Local craft distillers in low spirits over 'super-complicated' tax
North of 7 Distillery co-owner says government ignored concerns of craft distilleries
Craft distilleries like Ottawa's North of 7 Distillery say a proposed tax on Ontario-made spirits could spell the death of their companies before they even get a chance to get off the ground.
The new tax, which would amount to what distillers say is 61.5 per cent on every bottle sold, was proposed last month and is among a number of new measures that form the Ontario Liberal government's upcoming budget bill.
Despite three years of consultation with the Ontario Craft Distillers Association, the province appears ready to adopt a taxation model that the small-scale alcohol producers say ignores their concerns and recommendations.
Greg Lipin, co-owner of North of 7 on St. Laurent Boulevard and secretary with the association, is baffled by the move.
"We were all excited when we were dealing with the premier's advisory committee, the budget last year saying this was coming, then we wait, and then almost a year later this is what they give us which is essentially nothing," said Lipin, who started the distillery with hopes of selling premium, all-natural bourbon-style whisky.
Higher tax rates for spirits than for beer, wine
Instead, he argues, craft distillers will continue to be taxed at a rate that is exponentially higher than craft beer and wine makers.
Ottawa-based consultant Ian Smiley helps clients locally, and around the world, start their own craft and hobby distilleries. The cards are stacked so high against the little guy in Ontario, said Smiley, that it's barely worth selling here at all.
On a $40-dollar bottle of gin, the province and the LCBO will get the majority of the money, said Smiley. Once the cost of overhead, bottling, equipment, ingredients and marketing are taken into account, he added, the distiller will be lucky to profit two dollars on the $40 bottle.
'They have huge power and sway in the industry.'- Greg Lipin, co-owner of Ottawa's North of 7 Distillery
Craft distillers were banking on the kind of graduated tax that wine and beer makers have enjoyed for years.
So, for example, distillers wouldn't have to pay tax on the first 100,000 litres of spirits they produced. It would allow craft distillers to sell a bottle of gin for $25 instead of $40, and to pocket a bit more of the earnings.
"The large distilleries, they don't want changes to this because they know it keeps the little guys out," said Smiley.
"In other words, the big distilleries have already learned how to cope under these conditions, with economies of scale.

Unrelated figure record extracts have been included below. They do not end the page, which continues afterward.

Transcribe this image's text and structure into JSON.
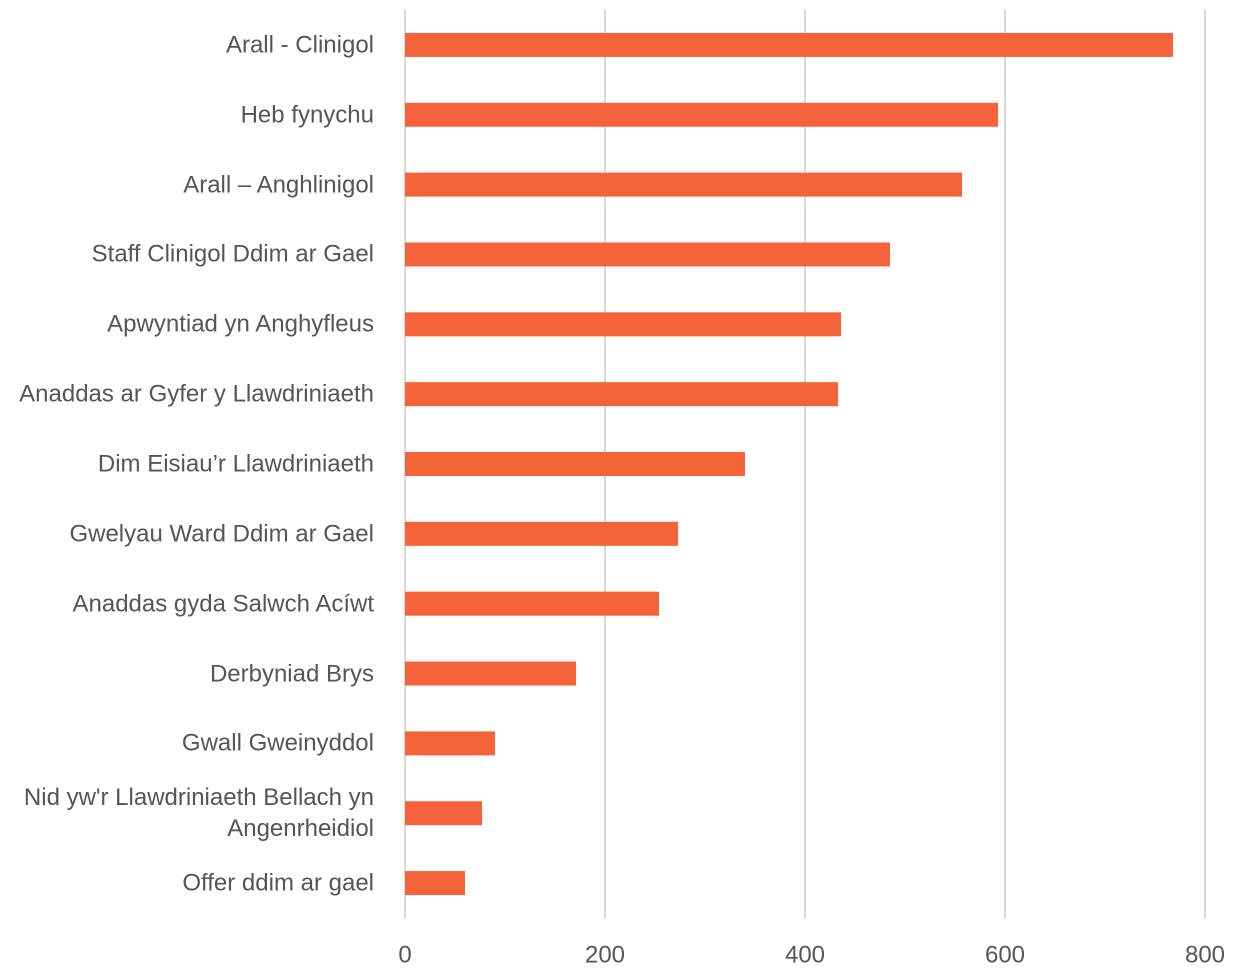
{
  "chart_data": {
    "type": "barh",
    "categories": [
      "Arall - Clinigol",
      "Heb fynychu",
      "Arall – Anghlinigol",
      "Staff Clinigol Ddim ar Gael",
      "Apwyntiad yn Anghyfleus",
      "Anaddas ar Gyfer y Llawdriniaeth",
      "Dim Eisiau’r Llawdriniaeth",
      "Gwelyau Ward Ddim ar Gael",
      "Anaddas gyda Salwch Acíwt",
      "Derbyniad Brys",
      "Gwall Gweinyddol",
      "Nid yw'r Llawdriniaeth Bellach yn Angenrheidiol",
      "Offer ddim ar gael"
    ],
    "values": [
      768,
      593,
      557,
      485,
      436,
      433,
      340,
      273,
      254,
      171,
      90,
      77,
      60
    ],
    "color": "#f5633a",
    "xlim": [
      0,
      800
    ],
    "xticks": [
      0,
      200,
      400,
      600,
      800
    ],
    "grid": true
  }
}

So I think they like it the way it is … Because it really does prevent the little guys from getting the thin edge of the wedge in and getting started," said Smiley.
What the government has proposed, on the other hand, is a new tax they say would put more money in distillers' pockets by replacing an old LCBO mark-up fee.
Liberal Finance Minister Charles Sousa declined an interview with CBC News.
In a statement, he wrote that the distiller's share of the revenue would increase, from 39 per cent under the old LCBO fee, to 45 per cent under the new proposed tax.
The proposed law would give distillers a tax exemption on up to 1,250 litres of spirits for promotional purposes in order to help them make more people aware of their product.
'Super-complicated math problem'
The trouble with that exemption, according to Lipin, is that unlike the huge corporate distillers, North of 7 can't afford to give its premium products away.
On top of that, small distillers argue the new tax gives the Crown more revenue on all spirits sold, said Chevy Paterson, a co-owner of Guelph-based Dixon's Spirits.
"Why we're all mad at this is because they tied us up in this Premier's Advisory Council for two years," he said. "They made us all sign non-disclosure agreements so we couldn't talk to our elected representatives."
"We spent so much time and resources and effort about actual education of how our business works," he said. "This tax is so complex … we couldn't even figure it out," he said. "It's like a super-complicated math problem."
'Where's the rationale?'
"It doesn't make any sense," NDP Finance critic Catherine Fife said. "We put the question to the minister of finance, 'Where's the rationale? Explain how a 61.5 per cent tax at point-of-sale is going to be helpful to this industry?' Those questions have obviously gone unanswered."
Apart from the taxation levels, said Smiley, craft distillers face other impediments:
- In order to get products to 'licensees' such as bars and restaurants, distillers have to first sell their products to the LCBO, who in turn sells to the licensees. Craft brewers and winemakers can market and deliver directly.
- Big distilleries sell large volumes of spirits for bar-rail mixed drinks. Craft distilleries are never used "on the rail" because they're too expensive. With a graduated tax, small distilleries could bring down their prices and become an option for mixed drinks.
"Most of my Canadian clients, they start selling in the U.S. before they start selling in Canada sometimes," said Smiley, who adds he isn't hopeful the current government will change its plans.
"I do believe that this discussion is not over … We may not get anything more out of the Kathleen Wynne government but certainly a subsequent government — either Liberal or Conservative — could offer some relief in this respect. I wish I could be more encouraging."